Aggregation functions help us quickly find totals, averages, or counts from data. They make it easy to understand big data by summarizing it.

You want to find the total sales from a list of daily sales numbers.
You need to calculate the average temperature from a week of weather data.
You want to count how many customers visited a store in a month.
You want to summarize survey results by counting responses.
You want to find the total number of products sold in different categories.
Syntax
Data Analysis Python
data['column_name'].sum()
data['column_name'].mean()
data['column_name'].count()

Replace data with your data table or DataFrame.

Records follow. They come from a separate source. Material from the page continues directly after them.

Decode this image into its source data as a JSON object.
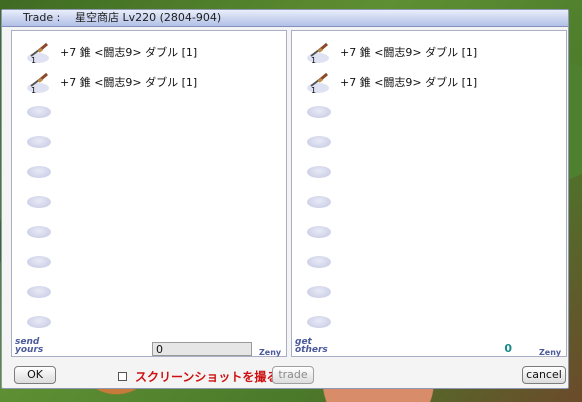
{
  "window": {
    "title_prefix": "Trade :",
    "title": "星空商店 Lv220 (2804-904)"
  },
  "left_panel": {
    "items": [
      {
        "name": "+7 錐 <闘志9> ダブル [1]",
        "quantity": "1"
      },
      {
        "name": "+7 錐 <闘志9> ダブル [1]",
        "quantity": "1"
      }
    ],
    "empty_slots": 8,
    "corner_label_line1": "send",
    "corner_label_line2": "yours",
    "zeny_value": "0",
    "zeny_label": "Zeny"
  },
  "right_panel": {
    "items": [
      {
        "name": "+7 錐 <闘志9> ダブル [1]",
        "quantity": "1"
      },
      {
        "name": "+7 錐 <闘志9> ダブル [1]",
        "quantity": "1"
      }
    ],
    "empty_slots": 8,
    "corner_label_line1": "get",
    "corner_label_line2": "others",
    "zeny_value": "0",
    "zeny_label": "Zeny"
  },
  "bottom": {
    "ok_label": "OK",
    "screenshot_checkbox_label": "スクリーンショットを撮る",
    "screenshot_checked": false,
    "trade_label": "trade",
    "cancel_label": "cancel"
  },
  "colors": {
    "title_bar": "#c7d2ee",
    "checkbox_label": "#d01010",
    "zeny_other": "#1a8a8a"
  },
  "icons": {
    "item": "awl-dagger-icon",
    "empty_slot": "empty-slot-icon"
  }
}
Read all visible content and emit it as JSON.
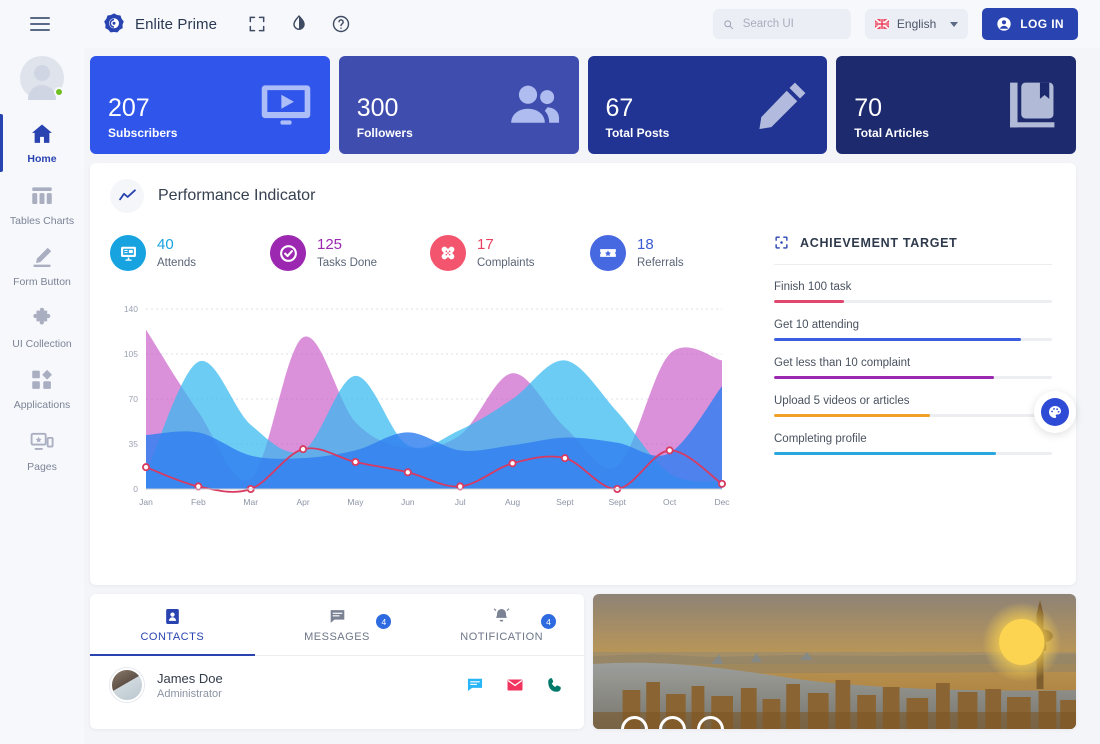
{
  "topbar": {
    "menu_icon": "hamburger-icon",
    "brand": "Enlite Prime",
    "fullscreen_icon": "fullscreen-icon",
    "contrast_icon": "contrast-icon",
    "help_icon": "help-circle-icon",
    "search_placeholder": "Search UI",
    "search_value": "",
    "language": "English",
    "login_label": "LOG IN"
  },
  "sidebar": {
    "status": "online",
    "items": [
      {
        "label": "Home",
        "icon": "home-icon",
        "active": true
      },
      {
        "label": "Tables Charts",
        "icon": "table-icon",
        "active": false
      },
      {
        "label": "Form Button",
        "icon": "pencil-icon",
        "active": false
      },
      {
        "label": "UI Collection",
        "icon": "puzzle-icon",
        "active": false
      },
      {
        "label": "Applications",
        "icon": "apps-grid-icon",
        "active": false
      },
      {
        "label": "Pages",
        "icon": "pages-icon",
        "active": false
      }
    ]
  },
  "stats": [
    {
      "value": "207",
      "label": "Subscribers",
      "color": "#2f55ea",
      "icon": "monitor-play-icon"
    },
    {
      "value": "300",
      "label": "Followers",
      "color": "#3f4eae",
      "icon": "people-icon"
    },
    {
      "value": "67",
      "label": "Total Posts",
      "color": "#223493",
      "icon": "pencil-icon"
    },
    {
      "value": "70",
      "label": "Total Articles",
      "color": "#1e2a6e",
      "icon": "book-bookmark-icon"
    }
  ],
  "performance": {
    "title": "Performance Indicator",
    "header_icon": "trend-line-icon",
    "kpis": [
      {
        "value": "40",
        "label": "Attends",
        "color": "#17a3e0",
        "text_color": "#17a3e0",
        "icon": "presentation-icon"
      },
      {
        "value": "125",
        "label": "Tasks Done",
        "color": "#9c27b0",
        "text_color": "#9c27b0",
        "icon": "check-circle-icon"
      },
      {
        "value": "17",
        "label": "Complaints",
        "color": "#f2556d",
        "text_color": "#e8415f",
        "icon": "bandage-icon"
      },
      {
        "value": "18",
        "label": "Referrals",
        "color": "#4668e0",
        "text_color": "#3b5bd4",
        "icon": "ticket-star-icon"
      }
    ]
  },
  "chart_data": {
    "type": "area",
    "title": "Performance Indicator",
    "xlabel": "",
    "ylabel": "",
    "ylim": [
      0,
      140
    ],
    "yticks": [
      0,
      35,
      70,
      105,
      140
    ],
    "grid": true,
    "legend": "none",
    "categories": [
      "Jan",
      "Feb",
      "Mar",
      "Apr",
      "May",
      "Jun",
      "Jul",
      "Aug",
      "Sept",
      "Sept",
      "Oct",
      "Dec"
    ],
    "series": [
      {
        "name": "Magenta area",
        "type": "area",
        "color": "#c34ec4",
        "fill_opacity": 0.62,
        "values": [
          124,
          60,
          8,
          118,
          52,
          32,
          42,
          90,
          48,
          18,
          105,
          100
        ]
      },
      {
        "name": "Light blue area",
        "type": "area",
        "color": "#35b8f0",
        "fill_opacity": 0.72,
        "values": [
          12,
          99,
          50,
          30,
          88,
          34,
          46,
          70,
          100,
          60,
          12,
          6
        ]
      },
      {
        "name": "Blue area",
        "type": "area",
        "color": "#2f7ff0",
        "fill_opacity": 0.82,
        "values": [
          42,
          44,
          26,
          24,
          30,
          44,
          30,
          34,
          40,
          36,
          28,
          80
        ]
      },
      {
        "name": "Crimson line",
        "type": "line",
        "color": "#d83a62",
        "marker": "circle",
        "values": [
          17,
          2,
          0,
          31,
          21,
          13,
          2,
          20,
          24,
          0,
          30,
          4
        ]
      }
    ]
  },
  "achievement": {
    "title": "ACHIEVEMENT TARGET",
    "icon": "target-focus-icon",
    "items": [
      {
        "label": "Finish 100 task",
        "percent": 25,
        "color": "#e0466e"
      },
      {
        "label": "Get 10 attending",
        "percent": 89,
        "color": "#3c5de0"
      },
      {
        "label": "Get less than 10 complaint",
        "percent": 79,
        "color": "#9c27b0"
      },
      {
        "label": "Upload 5 videos or articles",
        "percent": 56,
        "color": "#efa025"
      },
      {
        "label": "Completing profile",
        "percent": 80,
        "color": "#29a8e0"
      }
    ]
  },
  "palette_fab": {
    "icon": "palette-icon"
  },
  "contacts_card": {
    "tabs": [
      {
        "label": "CONTACTS",
        "icon": "contact-card-icon",
        "badge": "",
        "active": true
      },
      {
        "label": "MESSAGES",
        "icon": "message-icon",
        "badge": "4",
        "active": false
      },
      {
        "label": "NOTIFICATION",
        "icon": "bell-icon",
        "badge": "4",
        "active": false
      }
    ],
    "contacts": [
      {
        "name": "James Doe",
        "role": "Administrator",
        "actions": [
          "chat-icon",
          "mail-icon",
          "phone-icon"
        ]
      }
    ]
  },
  "city_card": {
    "image_alt": "city-skyline-sunset",
    "sun_icon": "sun-icon",
    "rings": 3
  }
}
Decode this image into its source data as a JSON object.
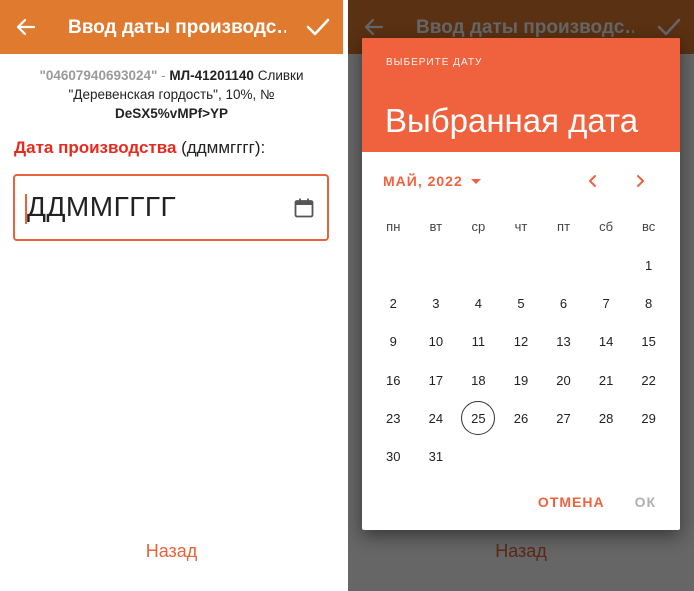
{
  "app": {
    "title": "Ввод даты производс…"
  },
  "product": {
    "barcode": "\"04607940693024\"",
    "separator": " - ",
    "code": "МЛ-41201140",
    "name_part1": " Сливки",
    "name_part2": "\"Деревенская гордость\", 10%, №",
    "serial": "DeSX5%vMPf>YP"
  },
  "field": {
    "label_required": "Дата производства",
    "label_format": " (ддммгггг):",
    "placeholder": "ДДММГГГГ"
  },
  "footer": {
    "back_label": "Назад"
  },
  "dialog": {
    "overline": "ВЫБЕРИТЕ ДАТУ",
    "selected_title": "Выбранная дата",
    "month_label": "МАЙ, 2022",
    "weekdays": [
      "пн",
      "вт",
      "ср",
      "чт",
      "пт",
      "сб",
      "вс"
    ],
    "weeks": [
      [
        "",
        "",
        "",
        "",
        "",
        "",
        "1"
      ],
      [
        "2",
        "3",
        "4",
        "5",
        "6",
        "7",
        "8"
      ],
      [
        "9",
        "10",
        "11",
        "12",
        "13",
        "14",
        "15"
      ],
      [
        "16",
        "17",
        "18",
        "19",
        "20",
        "21",
        "22"
      ],
      [
        "23",
        "24",
        "25",
        "26",
        "27",
        "28",
        "29"
      ],
      [
        "30",
        "31",
        "",
        "",
        "",
        "",
        ""
      ]
    ],
    "today": "25",
    "cancel_label": "ОТМЕНА",
    "ok_label": "ОК"
  },
  "colors": {
    "appbar": "#e07a2e",
    "accent": "#f0623e",
    "required": "#e82a1e"
  },
  "icons": {
    "back": "arrow-left-icon",
    "confirm": "checkmark-icon",
    "calendar": "calendar-icon",
    "prev": "chevron-left-icon",
    "next": "chevron-right-icon",
    "dropdown": "caret-down-icon"
  }
}
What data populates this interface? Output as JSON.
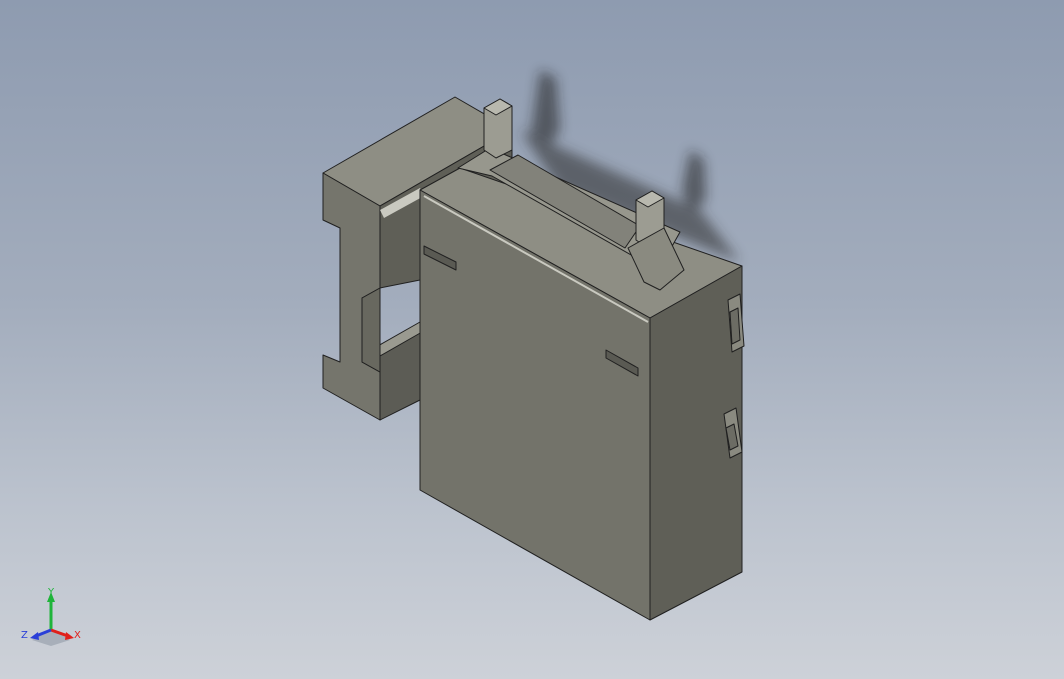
{
  "triad": {
    "x_label": "X",
    "y_label": "Y",
    "z_label": "Z",
    "x_color": "#e0201b",
    "y_color": "#1fb43a",
    "z_color": "#2a3fd8"
  },
  "model": {
    "face_front_color": "#73736a",
    "face_top_color": "#8e8e84",
    "face_side_color": "#5f5f57",
    "edge_color": "#202020",
    "highlight_color": "#c9c9c0",
    "shadow_color": "#1a1a1a"
  }
}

Replace column_name with the name of the column you want to analyze.

Examples
Calculates the total sales amount from the 'amount' column.
Data Analysis Python
sales['amount'].sum()
Finds the average daily temperature from the 'day_temp' column.
Data Analysis Python
temperature['day_temp'].mean()
Counts how many customer IDs are recorded, showing total visits.
Data Analysis Python
visits['customer_id'].count()
Sample Program

This program creates a small table of sales amounts for five days. It then calculates the total sales, average sales, and counts how many sales entries there are. Finally, it prints these results.

Data Analysis Python
import pandas as pd

# Create a simple data table with sales data
sales = pd.DataFrame({
    'day': ['Mon', 'Tue', 'Wed', 'Thu', 'Fri'],
    'amount': [100, 150, 200, 130, 170]
})

# Calculate total sales
total_sales = sales['amount'].sum()

# Calculate average sales
average_sales = sales['amount'].mean()

# Count number of sales entries
count_sales = sales['amount'].count()

print(f"Total sales: {total_sales}")
print(f"Average sales: {average_sales}")
print(f"Number of sales entries: {count_sales}")
OutputSuccess
Important Notes

Aggregation functions ignore missing values (NaN) by default.

Use count() to count non-empty values, not the total rows.

Summary

Aggregation functions help summarize data quickly.

sum() adds values, mean() finds average, count() counts entries.

These functions work on columns of data in tables or DataFrames.